The problem this package solves is how to work with tensors that contain nested collections of data of different lengths that will eventually be padded to a dense shape. For example, suppose we are working with patient level data in medicine. There are 2 patients total and patient 1 has 3 clinic visits while patient 2 has only 1 clinic visit. Patient 1's visits have 2, 4, and 1 diagnosis codes recorded, respectively, and patient 2's visit has 3 codes recorded. If we were to record these diagnostic codes in a dense tensor, with dimension 1 tracking which patient, dimension 2 tracking which visit, and dimension 3 tracking which code, our data would look like this:

tensor(
    [
        [[p111, p112, 0, 0], [p121, p122, p123, p124], [p131, 0, 0, 0]],
        [[p221, p222, p223, 0], [0, 0, 0, 0], [0, 0, 0, 0]],
    ]
)

(here, pijk reflects code k for visit j for patient i, all 1 indexed).

When we record data densely like this, it is very inefficient. Here, to track the 10 total codes that actually exist, we needed to store 24 numbers --- a significant amount of waste that impacts both disk storage, CPU memory, GPU memory, and dataset iteration speed (through the increased memory cost).

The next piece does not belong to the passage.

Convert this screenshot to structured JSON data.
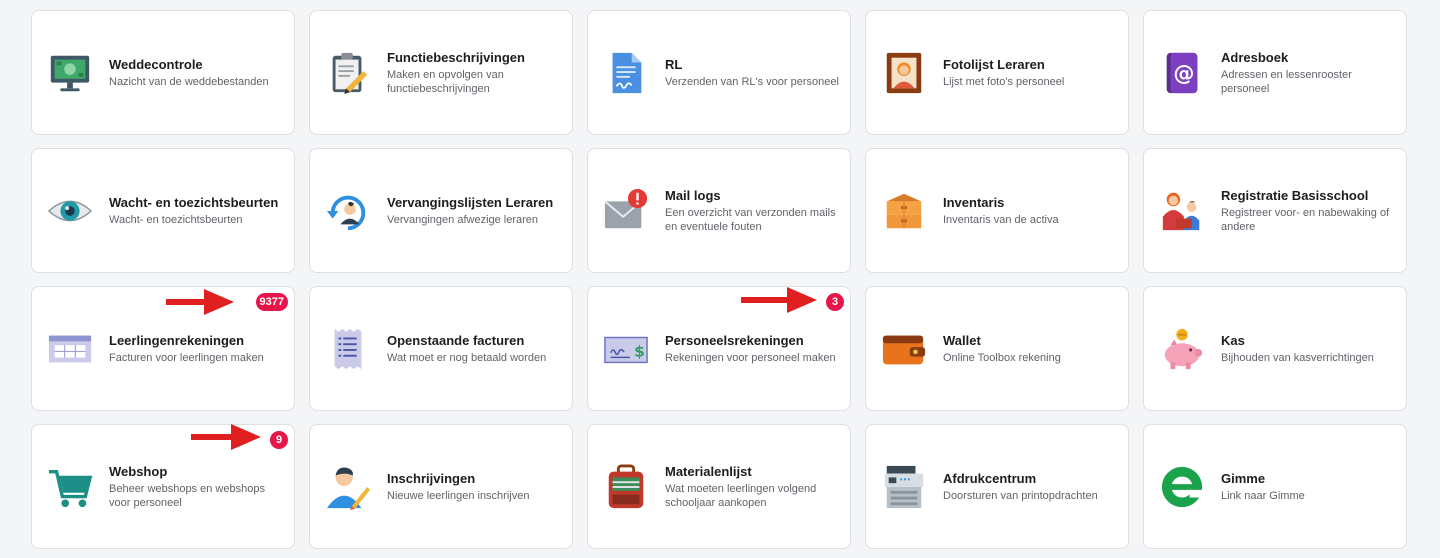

If we try to avoid this waste by just storing our data as simple, python, plain old data types---e.g., as nested list of lists: [[[p111, p112], [p121, p122, p123, p124], [p131]], [[p221, p222, p223]]]---this format can be substantially slower to load from disk and slice with due to the lack of proportionate investment in working with this kind of data rather than tensors in python.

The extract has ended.